HUDDERSFIELD TOWN start their Championship campaign tomorrow night at Cardiff City knowing they face a challenging season.
Playing in the second tier of the English game for the first time in 11 years, manager Simon Grayson and his team face a string of Yorkshire and trans-Pennine derbies on top of testing trips to the south and midlands.
Here the local reporters on each of Town’s rivals give their verdict on how their club’s Championship chances are shaping up:
BARNSLEY – Doug O’Kane (Barnsley Chronicle): More wheeling and dealing in the transfer market for manager Keith Hill, but the Tykes are set for another tough season.
BIRMINGHAM CITY – Colin Tattum (Birmingham Mail): City played more games than anyone, 62, using the fewest players last season, due to the Europa League campaign and FA Cup run.
It caught up with them right at the end, in the play-offs, but if they show staying power under new boss Lee Clark a top six finish should be secured.
BLACKBURN ROVERS – Andy Cryer (Lancashire Telegraph): Rovers’ fortunes for the coming season are almost impossible to predict ahead of the big Championship kick off.
A couple of decent players have been signed, but so have some who are almost completely untried and untested.
BLACKPOOL – Steve Canavan (Blackpool Gazette): Promotion to the Premier League is the aim, and the club has never been in a better position to achieve it.
They have retained every player they wanted to – crucially keeping exciting young wingers Matt Phillips and Tom Ince – and strengthened the midfield.
BOLTON – Marc Iles (The Bolton News): Wanderers haven’t been shy about predicting an immediate return to the Premier League, and have locked down their saleable assets on long-term contracts to give themselves a chance.
They have lost a lot of experience and virtually halved the wage bill this summer, and yet they have lost only one first team regular in Nigel Reo-Coker.
BRIGHTON – Brian Owen (The Argus): With increased capacity, a record 22,000 season ticket holders and summer signings from top clubs, expectation is high around The Amex.
While not a new signing, keeping hold of star Spanish playmaker Vicente – and giving him almost a full pre-season – has also been a massive boost.
BRISTOL CITY – BBC Radio Bristol: Robins manager Derek McInnes is regarded as one of the most highly-rated managers in Britain and enjoyed instant success at Ashton Gate as he steered the Robins clear of relegation last season.
BURNLEY – Suzanne Geldard (Lancashire Telegraph): Burnley are in a better place than this time last year, and facing better prospects despite losing top scorer Jay Rodriguez.
The arrival of Shackell, Stock and Vokes has strengthened the spine.
There is reason to be optimistic about the season.
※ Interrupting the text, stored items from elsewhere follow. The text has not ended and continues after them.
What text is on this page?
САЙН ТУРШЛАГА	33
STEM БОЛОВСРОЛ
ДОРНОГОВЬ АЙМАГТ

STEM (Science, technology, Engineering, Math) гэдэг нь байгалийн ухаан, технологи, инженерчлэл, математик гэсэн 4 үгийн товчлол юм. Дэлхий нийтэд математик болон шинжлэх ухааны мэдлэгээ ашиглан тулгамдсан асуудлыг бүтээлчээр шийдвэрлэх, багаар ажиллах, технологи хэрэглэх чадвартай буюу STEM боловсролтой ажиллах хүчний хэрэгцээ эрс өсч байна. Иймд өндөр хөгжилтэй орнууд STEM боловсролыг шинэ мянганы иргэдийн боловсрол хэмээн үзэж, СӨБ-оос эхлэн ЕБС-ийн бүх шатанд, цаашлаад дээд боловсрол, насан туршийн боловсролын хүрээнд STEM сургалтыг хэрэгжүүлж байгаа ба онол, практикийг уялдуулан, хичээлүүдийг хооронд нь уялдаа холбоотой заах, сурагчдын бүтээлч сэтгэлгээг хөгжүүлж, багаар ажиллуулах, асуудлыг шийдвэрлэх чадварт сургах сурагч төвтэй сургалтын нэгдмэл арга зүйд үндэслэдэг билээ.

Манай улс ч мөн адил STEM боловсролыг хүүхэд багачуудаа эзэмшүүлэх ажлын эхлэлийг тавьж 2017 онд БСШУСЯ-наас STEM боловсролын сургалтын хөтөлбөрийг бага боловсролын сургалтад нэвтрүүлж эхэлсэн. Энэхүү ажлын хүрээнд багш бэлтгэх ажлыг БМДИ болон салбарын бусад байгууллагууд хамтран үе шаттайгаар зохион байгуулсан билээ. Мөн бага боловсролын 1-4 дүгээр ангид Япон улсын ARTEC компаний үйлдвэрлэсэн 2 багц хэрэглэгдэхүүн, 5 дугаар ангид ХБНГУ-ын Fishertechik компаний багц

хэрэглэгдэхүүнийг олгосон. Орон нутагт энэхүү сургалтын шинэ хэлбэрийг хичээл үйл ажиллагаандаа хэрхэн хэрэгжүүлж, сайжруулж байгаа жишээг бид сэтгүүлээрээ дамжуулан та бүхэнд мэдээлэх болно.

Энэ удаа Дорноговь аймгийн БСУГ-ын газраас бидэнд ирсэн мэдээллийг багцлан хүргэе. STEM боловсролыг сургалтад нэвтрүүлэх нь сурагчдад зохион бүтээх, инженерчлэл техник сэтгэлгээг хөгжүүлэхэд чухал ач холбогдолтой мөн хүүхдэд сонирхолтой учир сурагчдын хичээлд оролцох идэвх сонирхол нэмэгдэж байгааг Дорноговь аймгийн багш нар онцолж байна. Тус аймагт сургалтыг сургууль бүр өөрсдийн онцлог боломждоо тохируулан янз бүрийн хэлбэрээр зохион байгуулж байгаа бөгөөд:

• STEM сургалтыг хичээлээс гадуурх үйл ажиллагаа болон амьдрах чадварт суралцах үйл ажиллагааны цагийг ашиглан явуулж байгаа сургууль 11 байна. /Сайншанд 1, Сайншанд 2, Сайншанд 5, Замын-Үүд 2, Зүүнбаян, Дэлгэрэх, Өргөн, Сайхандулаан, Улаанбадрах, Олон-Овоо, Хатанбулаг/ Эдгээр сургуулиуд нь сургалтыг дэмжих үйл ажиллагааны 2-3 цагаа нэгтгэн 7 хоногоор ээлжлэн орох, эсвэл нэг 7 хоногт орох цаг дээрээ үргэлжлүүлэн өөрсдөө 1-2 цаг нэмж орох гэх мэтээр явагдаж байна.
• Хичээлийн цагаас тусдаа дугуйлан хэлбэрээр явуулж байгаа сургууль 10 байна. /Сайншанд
CARDIFF – Terry Phillips (Media Wales): Cardiff’s Malaysian investors have backed manager Malky Mackay.
City still need a defender to improve strength in depth at the back.
In terms of targets, it has to be top six minimum.
CHARLTON – Richard Cawley (South London Press): There continue to be rumblings that all is not quite right behind the scenes at Charlton and chief executive Stephen Kavanagh and director Peter Varney, who pulled together the takeover which saved the club from administration in 2010, have both made abrupt exits.
The uncertainty behind the scenes rules out challenging for promotion again.
CRYSTAL PALACE – Richard Cawley (South London Press): Palace have trimmed their wage bill with some high-profile outgoings and the fans have been frustrated at a lack of high-profile signings, but the Eagles do still have one of the most sought-after youngsters outside the Premier League in Wilfried Zaha.
It’s vital they get off to a good start or it could be another grind for safety.
DERBY COUNTY – Steve Nicholson (Derby Telegraph): Another top-half finish is realistic for Derby.
Last season’s 12th place was Derby’s highest finish in five years and their third best in the last 16 seasons, which highlights the club’s struggles.
This is a young, developing Derby team and manager Nigel Clough is doing a good job despite the tight finances.